As our kids graduated high school and moved on to Mississippi State and Ole Miss coming home frequently, they had their own spaces to come to. It was for so many years just the right size.
Now it is just the two of us rattling around in that big old house. We live in our little keeping room and the kitchen, bedroom, and bathrooms. We very rarely go to the second floor and it has been years since I climbed to the third. I have often told my husband we may have “squatters” living up there.
Our grandchildren love to explore the top floors and the attics off the bedrooms and over the garage — even though one of our boys has told them we have a ghost who lives on the upper floor.
We keep pondering the idea of selling it and moving out to our country house as it just fits us and is much easier to maintain. But each time I think of leaving all the memories and cleaning it out, I nearly blubber with tears. Roy says that our children will have such a difficult and challenging time when we go home, and this job has been left to them.
I remember when we sadly had to go through my mother and daddy’s house several years ago and it was most difficult, not only the cleaning and getting rid of memories, but just so gut wrenching. We found so many things of ours that she had kept through the years that meant so much to them. Nothing of real value, but of so much significance to them. And I know without a doubt that is how our house will be.

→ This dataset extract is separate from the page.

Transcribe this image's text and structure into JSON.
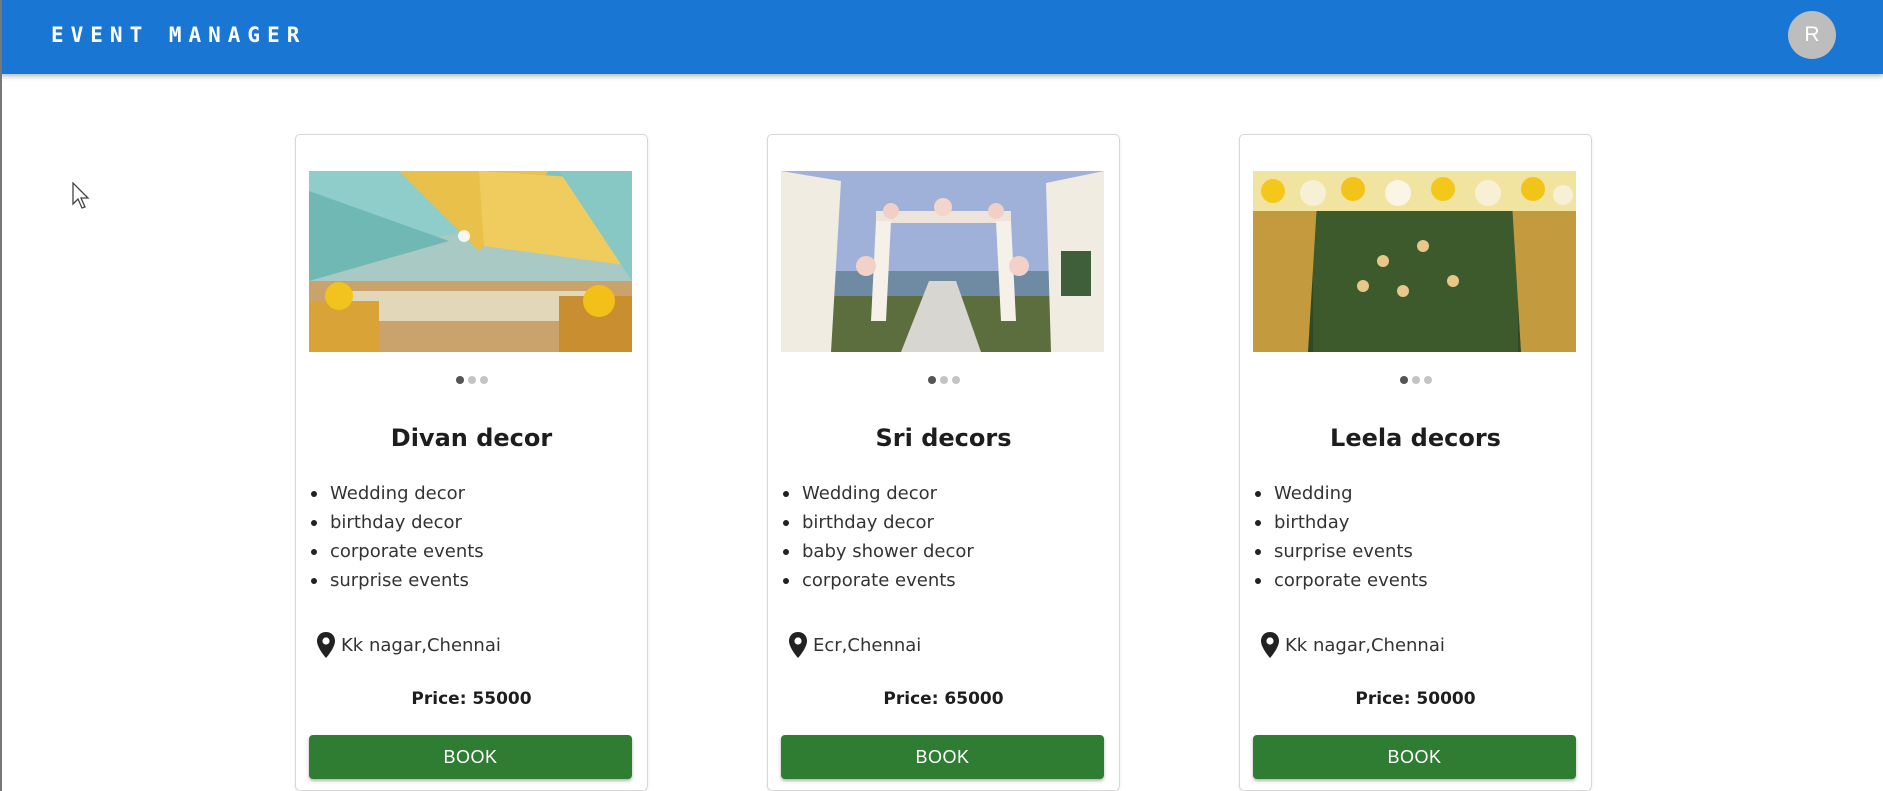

There is so much of me there. My kitchen where I loved to cook. My children, everything kept in their rooms. And my husband, he says all the sweat he poured into the yard keeping it well-manicured.
How do you just turn loose of so many memories and move on? It’s going to be really hard when we decide to live the rest of our days in our “Little House on the Prairie.”
I love donut holes and I found this to be really easy to make.
Donut Holes
1 box of refrigerated pizza dough crust cut into 12 1-inch slices, then each cut in half crosswise to make 24 pieces.
¼ cup of sugar mixed with 1 t. cinnamon (I love Saigon cinnamon)
Heat oil in a heavy pan. Drop the dough pieces into the hot oil and cook for about 30 seconds until browned. Remove and toss in the cinnamon and sugar mixture before serving.